Yes, there is. Eating a healthy breakfast is the one thing you can do to make sure you’re getting a healthy start to the day, no matter what you else you eat throughout the day. In fact, research has shown that a high protein breakfast staves off unhealthy snacking later in the day. But you don’t have to bea juicer or follow one of the new fad diets to take advantage of this good start. Here are eight “normal” breakfast foods that will give you a good start to your day.

BANANAS
From childhood on, who doesn’t love a banana, the great “grab-andgo” food.

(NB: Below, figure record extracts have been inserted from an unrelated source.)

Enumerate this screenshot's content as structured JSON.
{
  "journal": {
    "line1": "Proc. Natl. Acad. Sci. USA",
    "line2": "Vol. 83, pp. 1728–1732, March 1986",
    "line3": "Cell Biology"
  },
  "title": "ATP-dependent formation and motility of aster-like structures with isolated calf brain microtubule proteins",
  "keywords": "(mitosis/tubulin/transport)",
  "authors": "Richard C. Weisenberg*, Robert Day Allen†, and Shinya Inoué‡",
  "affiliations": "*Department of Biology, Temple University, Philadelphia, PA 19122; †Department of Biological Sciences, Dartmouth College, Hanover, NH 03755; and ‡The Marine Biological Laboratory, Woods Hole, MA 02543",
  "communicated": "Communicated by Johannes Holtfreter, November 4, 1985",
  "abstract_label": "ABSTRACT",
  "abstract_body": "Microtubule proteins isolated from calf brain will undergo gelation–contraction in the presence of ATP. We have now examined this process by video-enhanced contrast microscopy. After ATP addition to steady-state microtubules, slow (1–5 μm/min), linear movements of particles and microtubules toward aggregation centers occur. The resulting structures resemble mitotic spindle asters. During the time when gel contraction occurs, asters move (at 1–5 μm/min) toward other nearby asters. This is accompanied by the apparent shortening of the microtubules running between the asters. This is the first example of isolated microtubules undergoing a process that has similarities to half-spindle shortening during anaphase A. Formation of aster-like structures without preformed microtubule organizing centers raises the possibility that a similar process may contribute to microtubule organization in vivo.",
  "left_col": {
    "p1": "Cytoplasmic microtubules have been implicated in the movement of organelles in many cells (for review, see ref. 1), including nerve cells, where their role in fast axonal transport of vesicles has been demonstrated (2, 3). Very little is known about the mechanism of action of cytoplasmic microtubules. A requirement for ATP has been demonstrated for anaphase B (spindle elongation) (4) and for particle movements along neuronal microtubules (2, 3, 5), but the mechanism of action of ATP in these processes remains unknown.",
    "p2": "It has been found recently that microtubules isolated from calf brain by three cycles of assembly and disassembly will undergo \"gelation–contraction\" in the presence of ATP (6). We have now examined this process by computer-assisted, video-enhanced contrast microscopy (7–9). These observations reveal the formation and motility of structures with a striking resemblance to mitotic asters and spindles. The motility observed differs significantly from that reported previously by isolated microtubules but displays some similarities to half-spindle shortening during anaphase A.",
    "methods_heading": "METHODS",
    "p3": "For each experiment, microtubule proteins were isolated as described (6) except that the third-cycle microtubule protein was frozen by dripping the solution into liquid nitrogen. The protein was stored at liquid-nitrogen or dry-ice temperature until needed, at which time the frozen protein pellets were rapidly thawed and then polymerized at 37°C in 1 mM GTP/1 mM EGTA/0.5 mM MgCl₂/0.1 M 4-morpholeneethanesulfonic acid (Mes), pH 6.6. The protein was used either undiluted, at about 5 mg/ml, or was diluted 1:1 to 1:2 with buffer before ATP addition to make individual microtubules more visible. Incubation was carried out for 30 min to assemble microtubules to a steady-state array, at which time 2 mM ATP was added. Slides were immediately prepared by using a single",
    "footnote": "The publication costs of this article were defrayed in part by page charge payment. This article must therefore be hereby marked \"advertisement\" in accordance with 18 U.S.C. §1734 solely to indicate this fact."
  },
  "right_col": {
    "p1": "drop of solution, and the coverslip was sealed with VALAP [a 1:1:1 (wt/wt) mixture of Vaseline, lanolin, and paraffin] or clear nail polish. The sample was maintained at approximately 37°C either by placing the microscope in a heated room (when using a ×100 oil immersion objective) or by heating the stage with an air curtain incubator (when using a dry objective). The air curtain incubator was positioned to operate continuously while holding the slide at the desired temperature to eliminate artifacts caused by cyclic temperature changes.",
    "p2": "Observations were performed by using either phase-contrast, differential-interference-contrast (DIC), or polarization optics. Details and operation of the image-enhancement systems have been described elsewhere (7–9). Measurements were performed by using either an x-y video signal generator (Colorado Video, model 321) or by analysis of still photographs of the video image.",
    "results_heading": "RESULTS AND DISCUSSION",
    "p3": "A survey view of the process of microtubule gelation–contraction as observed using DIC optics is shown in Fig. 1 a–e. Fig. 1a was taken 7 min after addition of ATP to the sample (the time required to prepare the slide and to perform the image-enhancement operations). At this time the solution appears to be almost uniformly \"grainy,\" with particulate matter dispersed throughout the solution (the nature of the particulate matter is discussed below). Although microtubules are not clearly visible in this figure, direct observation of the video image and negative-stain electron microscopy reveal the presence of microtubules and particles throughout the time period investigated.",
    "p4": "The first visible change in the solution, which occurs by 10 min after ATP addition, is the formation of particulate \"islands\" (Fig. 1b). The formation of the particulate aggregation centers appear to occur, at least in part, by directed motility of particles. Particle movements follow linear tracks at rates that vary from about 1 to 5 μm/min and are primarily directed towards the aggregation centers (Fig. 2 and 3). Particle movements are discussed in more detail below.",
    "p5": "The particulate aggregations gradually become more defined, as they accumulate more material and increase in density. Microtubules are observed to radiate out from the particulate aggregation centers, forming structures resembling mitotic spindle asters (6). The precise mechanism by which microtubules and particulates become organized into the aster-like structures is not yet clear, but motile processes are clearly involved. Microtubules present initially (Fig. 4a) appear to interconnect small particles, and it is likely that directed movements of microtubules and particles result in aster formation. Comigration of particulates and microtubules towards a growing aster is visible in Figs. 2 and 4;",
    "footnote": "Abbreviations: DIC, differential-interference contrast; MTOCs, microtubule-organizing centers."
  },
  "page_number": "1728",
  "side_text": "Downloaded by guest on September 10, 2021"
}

According to registered dietician Julie Upton, MS, RD, CSSD, a medium banana is rich in fiber and vitamin C as well as potassium which is often a missing piece in many folks’ diets. And for those worried about extra sodium, it has 422 milligrams of potassium and no sodium which helps control blood pressure.

BERRIES
Berries are great. Pick your berry of choice and you’ll be getting lots of antioxidants, vitamin C and fiber without lots of calories. Upton says there is research suggesting that they carry anti-cancer properties and for those concerned with the neurological decline associated with aging, berries help fight that.

COFFEE
Coffee (in moderate amounts without the cream and sugar, unfortunately) is loaded with antioxidants according to Upton. She says coffee also appears to have heart benefits and, like berries, may help with cognitive decline. Additionally, coffee may also offer protection from type 2 diabetes and fend off some cancers, including the most common cancer, basal cell carcinoma.

EGGS
Registered dietician, Susan Mitchell, Ph.D., RD, has said that “a minimum of eight to 10 grams of protein and preferable 20-25 not only provides satiety but helps maintain muscle mass over time.” She says that eggs contain 13 = essential nutrients, including protein.

GREEK YOGURT
Greek yogurt is another terrific source of protein as well as calcium. However, Upton cautions to stay away from the flavored varieties that are diluted with additional sugars. She says to choose low-fat plain and sweeten it with fresh fruit … like the berries mentioned above.

OATMEAL
Oatmeal—from steel cut, old fashioned to the instant variety—will, according to Upton, keep you feeling filled up longer because it’s got lots of dietary fiber. Again, skip the flavored kinds that add additional sugar, however. Mitchell recommends topping it with almond or peanut butter with banana or nuts with berries to reach a rounded blend of protein, carbs and fat.

TEA
Tea contains antioxidants called flavonoids that offer powerful immune-boosting and anti-inflammatory properties. As long as you don’t load your tea with sugar, green, black and white teas appear to protect against some cancers, heart problems and diabetes. Tea also contains l-theanine, which according to Upton is a compound that “activates areas of our brain that make us feel awake and more able to focus.”